SUBMITTED OCTOBER 26, 1979.
DECIDED DECEMBER 5, 1979.
Murder. Glynn Superior Court. Before Judge Scoggin, Senior Judge.
James C. Abernathy, for appellant.
Glenn Thomas, Jr., District Attorney, Arthur K. Bolton, Attorney General, Mary Beth Westmoreland, Staff Assistant Attorney General, for appellee.
The jury found the defendant guilty of murder, and he was sentenced to life in prison. On appeal, his sole enumeration of error is that the trial judge erred in denying his motion for new trial on the ground that he should have been allowed to prove previous, specific acts of violence of the victim against persons other than the appellant showing the same type of violence that was threatened against him, for the purpose of showing that the victim had a long reputation for acts of a like nature.
1. Even assuming that the evidence in this case was sufficient to make a prima facie showing that the unarmed victim was assailing the defendant at the time of the shooting, so as to make evidence of the character of the victim admissible ( Maynor v. State, 241 Ga. 315, 316 ( 245 S.E.2d 268) (1978) and cits.), "where the deceased's general character is admissible, his character for violence cannot be established by specific acts." (Emphasis supplied.) Maynor v. State, supra, p. 315 and cits. In Henderson v. State, 234 Ga. 827 (1) ( 218 S.E.2d 612) (1975), cited by the appellant, although this court held that the defendant should have been allowed to show the general reputation for shooting people, the court nevertheless excluded specific acts of violence to show that general reputation.

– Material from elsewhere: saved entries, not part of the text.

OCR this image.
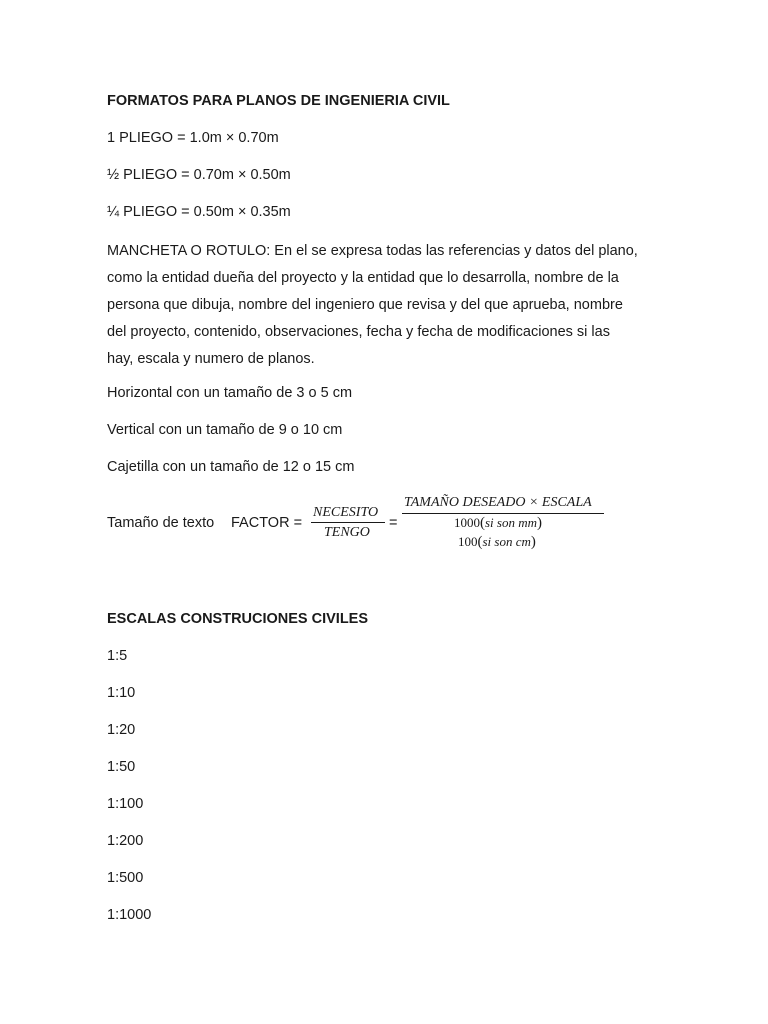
FORMATOS PARA PLANOS DE INGENIERIA CIVIL
1 PLIEGO = 1.0m × 0.70m
½ PLIEGO = 0.70m × 0.50m
¼ PLIEGO = 0.50m × 0.35m
MANCHETA O ROTULO: En el se expresa todas las referencias y datos del plano,
como la entidad dueña del proyecto y la entidad que lo desarrolla, nombre de la
persona que dibuja, nombre del ingeniero que revisa y del que aprueba, nombre
del proyecto, contenido, observaciones, fecha y fecha de modificaciones si las
hay, escala y numero de planos.
Horizontal con un tamaño de 3 o 5 cm
Vertical con un tamaño de 9 o 10 cm
Cajetilla con un tamaño de 12 o 15 cm
Tamaño de texto FACTOR =
NECESITO
TENGO
=
TAMAÑO DESEADO × ESCALA
1000(si son mm)
100(si son cm)
ESCALAS CONSTRUCIONES CIVILES
1:5
1:10
1:20
1:50
1:100
1:200
1:500
1:1000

The trial judge properly limited the evidence to general reputation, excluding specific acts of violence, and properly denied the motion for new trial on this ground.
2. The appellant has filed in this court a "motion for extraordinary relief," alleging the discovery by his attorney of certain unspecified newly-discovered evidence, allegedly discovered after the motion for new trial was overruled, but before the time for filing the notice of appeal to this court had expired. It is alleged that "in order for equity and justice to prevail, the supreme court should remand the case to the trial court for further hearing on appellant's motion for new trial," and that "his attorney could not petition the trial court due to the running of the 30-day limitation period on the filing of the notice of appeal."
We consider the motion to be one in the nature of an extraordinary motion for new trial upon the ground of newly-discovered evidence. Such motion is not properly made initially in the appellate court, which is for the correction of errors from the trial court. Even when it is properly filed in the trial court, moreover, it is not favored by the law, is addressed to the sole discretion of the trial judge ( Bradley v. Bradley, 232 Ga. 717, 718 ( 208 S.E.2d 817) (1974)and cits.), and must satisfy the court of the six conditions set out in Emmett v. State, 232 Ga. 110, 117 (7a) ( 205 S.E.2d 231) (1974) and cit.
Even if the motion be considered merely as one to remand the case to the trial court for the motion to be heard, or a motion to be formally made, a sufficient showing has not been made to authorize the delay of remanding. Absent a showing of what the newly-discovered evidence was, and an allegation of the other five conditions set forth in Emmett v. State, supra, the merely conclusory allegation, that the evidence "is of such a nature that it will, in all probably [sic], result in a different ruling on appellant's motion for new trial in the trial court," does not change our decision. See Waye v. State, 239 Ga. 871, 874 (1) ( 238 S.E.2d 923) (1977). Moreover, it appears that the alleged newly-discovered evidence was discovered before the time for the filing of the notice of appeal had expired; hence, the appellant could have filed an extraordinary motion for new trial in the trial court. Even if this would not have tolled the time for the filing of the notice of appeal under Code Ann. § 6-803(a) (Ga. L. 1965, pp. 18, 21; 1966, pp. 493, 496; 1968, pp. 1072, 1077), the trial judge might have granted an extension of time for the filing of the notice of appeal, if necessary in order to rule on the extraordinary motion for new trial. Code Ann. § 6-804 (Ga. L. 1965, pp. 18, 21). Furthermore, even if a notice of appeal is filed before an extraordinary motion for new trial is filed, the disposition of the appeal will not be res judicata as to the issues raised by the subsequently filed motion.
Accordingly, the motion for extraordinary relief is denied.
Judgment affirmed. Nichols, C.J., Undercofler, P.J., Jordan, Hill and Bowles, JJ., concur.